A reunion between the Seahawks and Chris Clemons seemed like a possibility when the veteran defensive end visited the team at the start of free agency, right as Seattle was about to lose Bruce Irvin to Oakland.
It is now a reality as the Seahawks have agreed to terms with Clemons, bringing back a key member of the defense that led Seattle to the franchise’s first Super Bowl title. The team announced the move on Friday, and no, it’s not an April Fool’s joke.
No terms were disclosed. Given Clemons’ age (he turns 35 in October) and his diminished production last season (three sacks in 16 games), it’s likely a short-term deal that doesn’t include a significant financial commitment from Seattle. And because Clemons was released earlier this offseason by Jacksonville, where he spent the last two seasons, his signing won’t cost the Seahawks a compensatory draft pick even if he ends up making the team.
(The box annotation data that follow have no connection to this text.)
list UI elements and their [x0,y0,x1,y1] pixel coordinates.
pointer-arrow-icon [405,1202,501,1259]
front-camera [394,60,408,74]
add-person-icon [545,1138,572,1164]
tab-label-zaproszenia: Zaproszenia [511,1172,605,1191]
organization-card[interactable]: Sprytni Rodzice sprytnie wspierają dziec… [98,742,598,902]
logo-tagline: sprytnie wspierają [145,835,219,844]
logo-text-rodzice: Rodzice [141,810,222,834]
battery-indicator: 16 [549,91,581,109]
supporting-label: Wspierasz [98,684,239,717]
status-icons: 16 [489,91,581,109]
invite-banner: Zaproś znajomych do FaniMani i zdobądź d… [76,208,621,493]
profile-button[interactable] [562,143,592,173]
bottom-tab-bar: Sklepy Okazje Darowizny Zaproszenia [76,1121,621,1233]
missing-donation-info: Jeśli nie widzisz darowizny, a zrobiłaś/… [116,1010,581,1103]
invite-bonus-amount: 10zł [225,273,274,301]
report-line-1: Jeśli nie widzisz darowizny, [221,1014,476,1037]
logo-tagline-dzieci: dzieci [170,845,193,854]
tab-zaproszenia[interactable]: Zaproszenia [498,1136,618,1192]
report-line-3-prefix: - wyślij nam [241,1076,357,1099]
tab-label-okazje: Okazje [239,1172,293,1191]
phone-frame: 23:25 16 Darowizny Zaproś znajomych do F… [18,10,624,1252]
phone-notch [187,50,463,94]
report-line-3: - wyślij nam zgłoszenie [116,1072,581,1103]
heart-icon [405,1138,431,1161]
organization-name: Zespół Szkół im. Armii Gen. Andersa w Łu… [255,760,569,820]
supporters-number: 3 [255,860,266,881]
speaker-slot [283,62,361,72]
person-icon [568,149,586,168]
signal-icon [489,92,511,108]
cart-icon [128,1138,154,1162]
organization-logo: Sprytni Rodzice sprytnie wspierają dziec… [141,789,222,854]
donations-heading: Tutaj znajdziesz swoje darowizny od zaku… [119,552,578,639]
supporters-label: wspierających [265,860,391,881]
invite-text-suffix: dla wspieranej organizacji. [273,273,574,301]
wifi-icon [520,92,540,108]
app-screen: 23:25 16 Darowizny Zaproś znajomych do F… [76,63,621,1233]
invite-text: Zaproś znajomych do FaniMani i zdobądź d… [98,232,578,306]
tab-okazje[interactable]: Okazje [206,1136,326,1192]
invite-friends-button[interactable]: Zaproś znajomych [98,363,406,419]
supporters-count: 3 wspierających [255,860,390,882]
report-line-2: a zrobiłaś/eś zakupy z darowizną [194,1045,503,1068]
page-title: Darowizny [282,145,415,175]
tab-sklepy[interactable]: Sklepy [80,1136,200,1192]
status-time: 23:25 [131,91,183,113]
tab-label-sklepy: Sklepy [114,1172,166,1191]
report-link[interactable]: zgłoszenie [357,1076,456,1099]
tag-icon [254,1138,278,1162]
If he does, that would be something of a reversal of the roles that the Seahawks envisioned when they drafted Irvin 15th overall in 2012 first to pair opposite Clemons and ultimately to replace him.
Now it’s the other way around. Clemons’ addition gives the Seahawks a backup defense end as well as another edge rusher for their nickel defense, which is one of the roles they had to fill following Irvin’s free-agent departure.
That’s not to say that Clemons is a lock to fill it given his age and the uncertainty over how productive he can still be at this stage of his career. Clemons didn’t miss a game during his two seasons with the Jaguars, but his sack total dropped from eight to three as he went from a full-time starter in 2014 to starting eight games last year.
Clemons becomes the fifth player Seattle has signed in free agency following offensive tackles J’Marcus Webb and Bradley Sowell, defensive tackle Sealver Siliga and long-snapper Drew Ferris.
He’s returning to the place where his NFL career took off. Clemons was a journeyman before he was acquired in a 2010 trade Philadelphia, which was one of three teams he had played for over his first seven seasons. That acquisition was one of the first major personnel moves of the John Schneider/Pete Carroll regime. Six years later, it still ranks among the best.
Clemons had 20 sacks on his career resume when he was acquired along with a fourth-round pick in exchange for defensive end Darryl Tapp. He recorded 11, 11 and 11.5 sacks over his first three seasons with the Seahawks, starting every game. His sack total dropped to 4.5 in 2013 as he worked his way back from a torn ACL that sidelined him for the first two games.
The Seahawks released Clemons after that season. Now they’re bringing him back in the hopes that he can replicate at least some of the pass-rushing production he once gave Seattle.